Tailor-Made and the Teachable Moment
If the end user does not understand or cannot apply what they have now been granted access to, usability rapidly descends to zero. The analytics stack must be tailored to suit the needs of the end user, and they must be trained accordingly. The mutual benefit of this symbiotic relationship — being properly trained on a tailor-made data stack — is not to be underestimated: it provides end users with custom-built wheels, and puts each one in the driver’s seat, brimming with confidence.
Having a tool that the end users find easiest to understand, most intuitive, and yields the best experience is ideal. The high usability of a BI tool will itself drive data democratization and drive mass adoption of the data, which then changes company culture. This is a big piece of the modern data stack, because at this point most people — often with very little training — are free to ask questions directly of the data, with no waiting on IT or degree in computer science required.
III. Speed to Insight
Historically, data has been owned and managed by those in the IT department. Business decisions requiring data were made at the pace of access, which was often delayed or “bottlenecked.” While data ownership may remain unchanged, data accessibility should be universal throughout the organization. Failure to adopt such a policy is becoming as antiquated as it is inefficient. It’s not a pragmatic approach, and will be regarded as dinosaur-like soon enough. And, absent an event like that which removed the actual dinosaurs, there is no scenario where the production of data will stop exploding exponentially, or that the need to derive value from the ongoing data explosion will somehow decrease.
Velocity Toward Accessibility
Agreeing that data should be accessible to all, and that a data stack built to collect and prepare clean, faithful data promotes data trust, we also must also allow for certain aspects of time with respect to the data. The speed at which the data becomes available, or how often can it be refreshed are two examples of the time component.

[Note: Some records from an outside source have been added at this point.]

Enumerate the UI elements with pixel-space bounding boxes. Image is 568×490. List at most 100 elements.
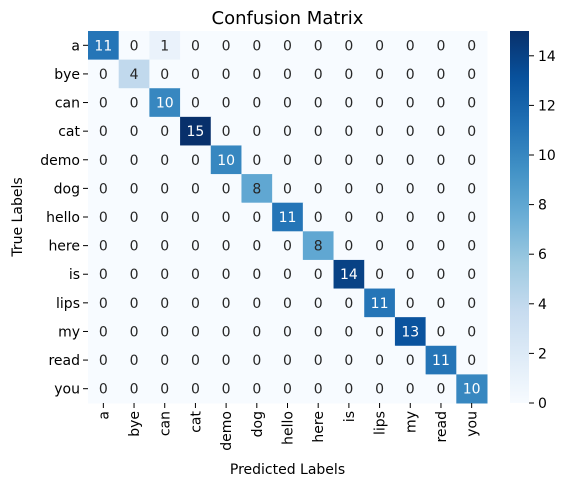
cell-value-label: 0 (344, 67, 353, 83)
cell-value-label: 0 (283, 382, 292, 398)
cell-value-label: 11 (371, 296, 389, 312)
cell-value-label: 0 (437, 38, 446, 54)
heatmap-cell (241, 202, 273, 232)
heatmap-cell (210, 345, 242, 375)
heatmap-cell (394, 174, 427, 204)
heatmap-cell (180, 116, 212, 146)
heatmap-cell (272, 59, 304, 89)
cell-value-label: 0 (160, 67, 169, 83)
heatmap-cell (180, 231, 212, 261)
heatmap-cell (333, 374, 365, 404)
cell-value-label: 0 (437, 296, 446, 312)
heatmap-cell (425, 231, 457, 261)
heatmap-cell (210, 59, 242, 89)
cell-value-label: 0 (252, 296, 261, 312)
cell-value-label: 0 (160, 239, 169, 255)
cell-value-label: 0 (467, 267, 476, 283)
cell-value-label: 0 (222, 210, 231, 226)
heatmap-cell (456, 259, 488, 290)
cell-value-label: 0 (437, 67, 446, 83)
cell-value-label: 0 (191, 67, 200, 83)
heatmap-cell (241, 145, 273, 175)
cell-value-label: 0 (437, 96, 446, 112)
cell-value-label: 0 (406, 210, 415, 226)
heatmap-cell (118, 345, 150, 375)
cell-value-label: 0 (130, 153, 139, 169)
cell-value-label: 0 (344, 324, 353, 340)
heatmap-cell (180, 259, 212, 290)
heatmap-cell (302, 59, 335, 89)
y-axis-label: True Labels (10, 177, 26, 257)
cell-value-label: 0 (406, 239, 415, 255)
cell-value-label: 0 (406, 296, 415, 312)
cell-value-label: 0 (222, 124, 231, 140)
cell-value-label: 0 (375, 124, 384, 140)
heatmap-cell (302, 231, 335, 261)
cell-value-label: 0 (191, 210, 200, 226)
cell-value-label: 0 (344, 96, 353, 112)
heatmap-cell (272, 231, 304, 261)
cell-value-label: 0 (375, 181, 384, 197)
cell-value-label: 0 (437, 124, 446, 140)
heatmap-cell (118, 174, 150, 204)
heatmap-cell (394, 88, 427, 118)
heatmap-cell (394, 374, 427, 404)
cell-value-label: 0 (252, 353, 261, 369)
cell-value-label: 0 (130, 239, 139, 255)
heatmap-cell (272, 145, 304, 175)
heatmap-cell (333, 202, 365, 232)
heatmap-cell (425, 31, 457, 61)
cell-value-label: 0 (437, 267, 446, 283)
heatmap-cell (394, 31, 427, 61)
heatmap-cell (364, 31, 396, 61)
cell-value-label: 0 (99, 96, 108, 112)
cell-value-label: 0 (406, 153, 415, 169)
cell-value-label: 0 (252, 38, 261, 54)
heatmap-cell (149, 202, 181, 232)
heatmap-cell (333, 345, 365, 375)
cell-value-label: 0 (314, 38, 323, 54)
x-tick-label: my (403, 411, 419, 433)
cell-value-label: 0 (375, 239, 384, 255)
colorbar-tick-label: 6 (538, 247, 547, 263)
heatmap-grid: 11 0 1 0 0 0 0 0 0 0 0 0 00 4 0 0 0 0 0 0 0 0 0 0 00 0 10 0 0 0 0 0 0 0 0 0… (88, 31, 488, 404)
cell-value-label: 0 (222, 353, 231, 369)
heatmap-cell (88, 116, 120, 146)
heatmap-cell (333, 59, 365, 89)
heatmap-cell (241, 88, 273, 118)
cell-value-label: 0 (314, 267, 323, 283)
cell-value-label: 0 (99, 124, 108, 140)
heatmap-cell (333, 231, 365, 261)
heatmap-cell (364, 374, 396, 404)
heatmap-cell (364, 202, 396, 232)
heatmap-cell (88, 174, 120, 204)
cell-value-label: 0 (314, 296, 323, 312)
heatmap-cell (241, 345, 273, 375)
heatmap-cell (241, 174, 273, 204)
cell-value-label: 0 (344, 353, 353, 369)
heatmap-cell (241, 288, 273, 318)
heatmap-cell (180, 288, 212, 318)
cell-value-label: 15 (187, 124, 205, 140)
cell-value-label: 0 (314, 124, 323, 140)
cell-value-label: 0 (191, 38, 200, 54)
heatmap-cell (302, 345, 335, 375)
heatmap-cell (149, 145, 181, 175)
heatmap-cell (394, 288, 427, 318)
heatmap-cell (394, 59, 427, 89)
cell-value-label: 0 (437, 153, 446, 169)
heatmap-cell (333, 31, 365, 61)
heatmap-cell (425, 116, 457, 146)
cell-value-label: 0 (99, 153, 108, 169)
heatmap-cell (333, 259, 365, 290)
heatmap-cell (456, 88, 488, 118)
heatmap-cell (272, 374, 304, 404)
y-tick-label: my (58, 324, 80, 340)
cell-value-label: 0 (191, 96, 200, 112)
heatmap-cell (118, 202, 150, 232)
x-tick-label: read (434, 411, 450, 443)
heatmap-cell (456, 231, 488, 261)
cell-value-label: 8 (252, 181, 261, 197)
cell-value-label: 0 (314, 67, 323, 83)
cell-value-label: 1 (160, 38, 169, 54)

In this regard, the speed of insight depends on the velocity toward accessibility.
But there are other significant factors as well, such as how other datasets are often desired once the basic data has been exposed to the end user. After this initial phase, it’s highly likely that they will discover another dataset they’ve always wanted to see in a central place, or merged in with some other data. This references speed from the standpoint of “this solution doesn’t exist” to “when’s the first time I can query the data?” — not necessarily query time itself or performance of the system, but how fast can the end user can get new datasets into their hands.
And, as was stated above, accessibility to and usage of the data is commensurate with the comfort level of the end user touching that data. There is training on how to implement the BI tools and there is training on how to comprehend the data itself, particularly given the innovative strides of innovation with respect to accessing furnishing access to a much larger amount of raw details. Once people develop a greater understanding of just how much power is at their fingertips, a lot more becomes possible, reinforcing data trust and driving the adoption of data democratization along the way.
Data trust is a necessary component when bridging data intermediaries in the quest toward full data democratization. And for those tasked with ensuring data quality, the more they stay agile and responsive, the more data trust itself is perpetually reaffirmed.